Du bist eine andere Persönlichkeit als Frank Brückner und wirst vermutlich einen anderen Stil pflegen.

Davon ist auszugehen, ja.

Du hast schon das Stichwort Vertrauen benutzt. Welche anderen Aspekte an deinem Stil gibt es?

Ich bin wie ich bin und es lässt sich daran wohl nicht mehr viel ändern (lacht). Was mich ausmacht, lässt sich vielleicht mit einem Beispiel aus meiner Downhill-Zeit beschreiben. Wenn es eine Linie gab, die schon gut war, habe ich trotzdem versucht die Linie zu verlassen, was Alternatives zu probieren. Die Ursprüngliche hatte ich immer im Hintergrund, aber ich habe immer nach Verbesserungen gesucht. Das heißt, dass ich als Bundestrainer versuche mit den Leuten im Gespräch solche andere Linien, andere Ideen, andere Möglichkeiten aufzuzeigen und zu diskutieren.

Das heißt, die offene Kommunikation mit dem Sportler spielt eine wesentliche Rolle.

Ja, auf jeden Fall.

Die Junioren und ehemalige Junioren rühmen den lockeren Umgang und den Spaß, den sie mit dir haben konnten, neben all dem seriösen Training. Lässt sich das auch im U23- und Elite-Bereich fortsetzen?

Durchaus. Die Atmosphäre im Trainingslager oder bei der WM ist eine wichtige Säule für die Motivation der Sportler. Dahinter steckt eine positive Einstellung. Wenn ich von einem Sportler was verlange, dann funktioniert das nur, beziehungsweise viel besser, wenn er oder sie die richtige Einstellung hat.
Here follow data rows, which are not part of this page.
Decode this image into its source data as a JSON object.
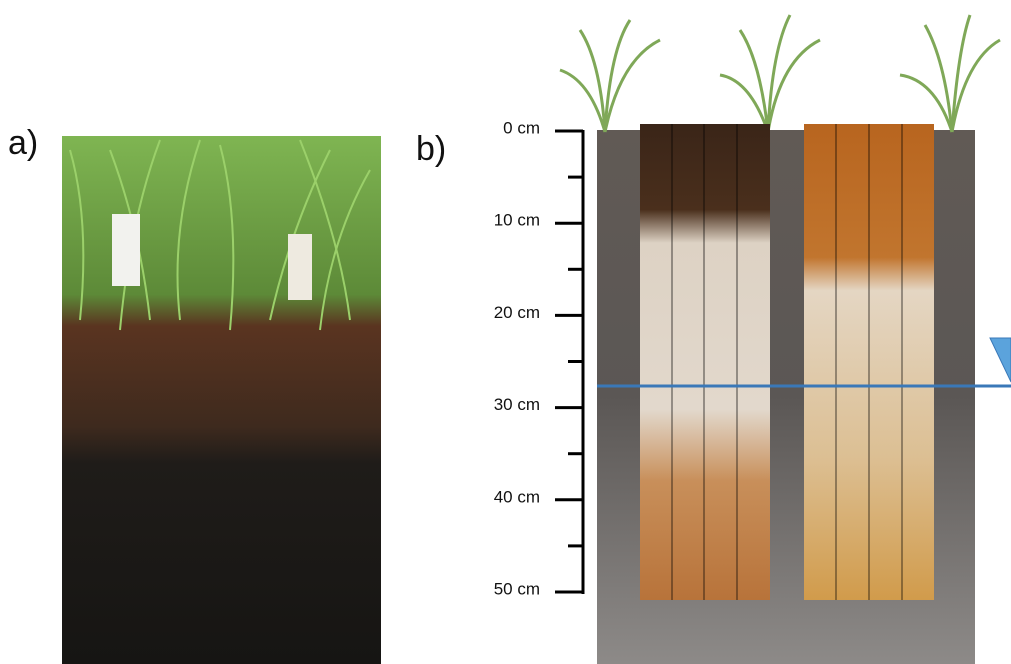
{
  "panels": [
    {
      "label": "a)"
    },
    {
      "label": "b)"
    }
  ],
  "depth_scale": {
    "ticks": [
      "0 cm",
      "10 cm",
      "20 cm",
      "30 cm",
      "40 cm",
      "50 cm"
    ]
  }
}
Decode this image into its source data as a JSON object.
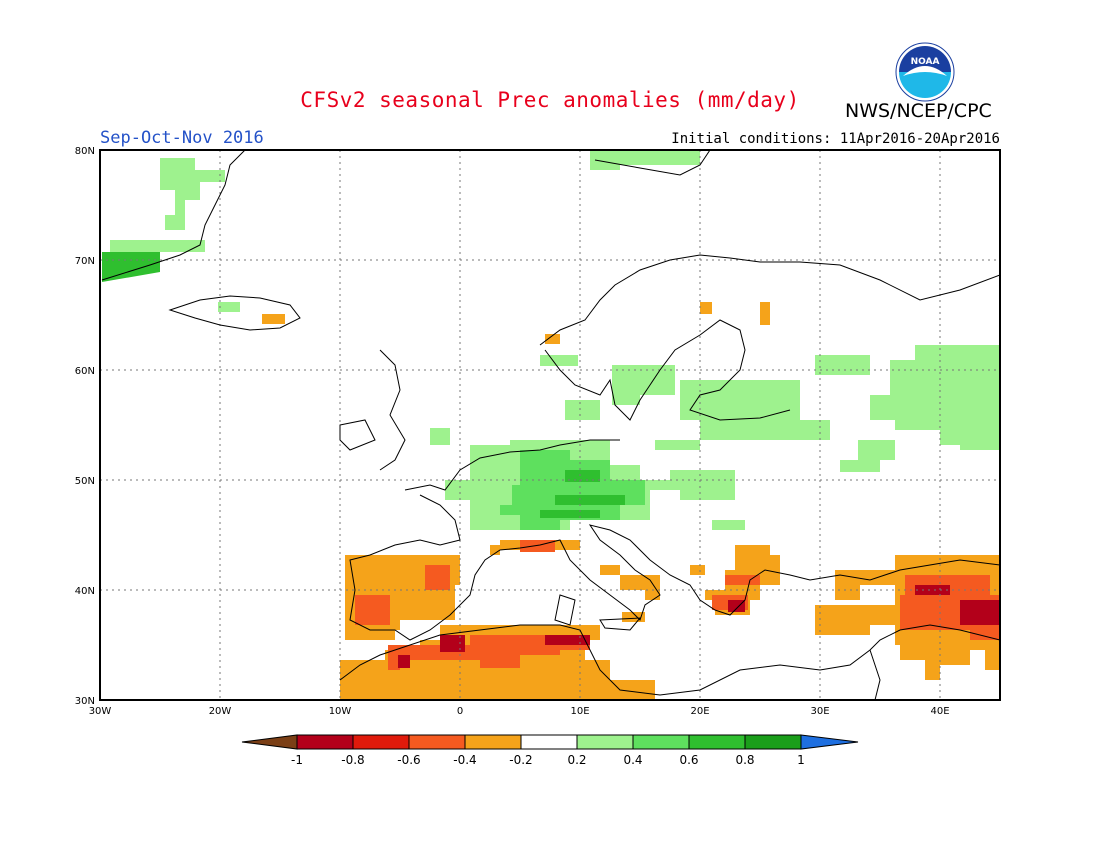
{
  "header": {
    "title": "CFSv2 seasonal Prec anomalies (mm/day)",
    "credit": "NWS/NCEP/CPC",
    "season": "Sep-Oct-Nov 2016",
    "initial_conditions": "Initial conditions: 11Apr2016-20Apr2016",
    "logo_text": "NOAA"
  },
  "map": {
    "lon_labels": [
      "30W",
      "20W",
      "10W",
      "0",
      "10E",
      "20E",
      "30E",
      "40E"
    ],
    "lat_labels": [
      "80N",
      "70N",
      "60N",
      "50N",
      "40N",
      "30N"
    ],
    "lon_range": [
      -30,
      45
    ],
    "lat_range": [
      30,
      80
    ]
  },
  "legend": {
    "tick_labels": [
      "-1",
      "-0.8",
      "-0.6",
      "-0.4",
      "-0.2",
      "0.2",
      "0.4",
      "0.6",
      "0.8",
      "1"
    ],
    "colors": [
      "#7b3f16",
      "#b3001a",
      "#e01a0b",
      "#f55a20",
      "#f5a31a",
      "#ffffff",
      "#9ef28e",
      "#5ee05e",
      "#2fbf2f",
      "#1a9e1a",
      "#1e6fe0"
    ]
  },
  "anomaly_regions": [
    {
      "name": "greenland-green",
      "level": "0.2-0.4",
      "color": "#9ef28e"
    },
    {
      "name": "central-europe-green",
      "level": "0.2-0.6",
      "color": "#5ee05e"
    },
    {
      "name": "russia-green",
      "level": "0.2-0.4",
      "color": "#9ef28e"
    },
    {
      "name": "iberia-orange",
      "level": "-0.4",
      "color": "#f5a31a"
    },
    {
      "name": "north-africa-red",
      "level": "-0.6",
      "color": "#f55a20"
    },
    {
      "name": "turkey-red",
      "level": "-0.6",
      "color": "#f55a20"
    }
  ]
}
Und das sollte grundsätzlich eine Positive sein. Ich denke, ich bin ein positiver Mensch und das will ich andere auch spüren lassen. Das heißt nicht, dass es nicht auch mal raucht im Gebälk, aber trotzdem versuche ich dem Ganzen immer eine positive Richtung zu geben.

*Die TFJV ist ein jährlicher Wettbewerb, in dem sich die französischen Regionen in der U15 und in der U17-Kategorie vergleichen. Sie geht über fünf Tage und beinhaltet eine Cross-Country, Downhill, Staffel, Trial und Mountainbike-Orientierung. Hauptaugenmerk liegt auf der Mannschaftswertung. Seit vielen Jahren beteiligt sich eine deutsche Auswahl als Gast an dem Wettbewerb.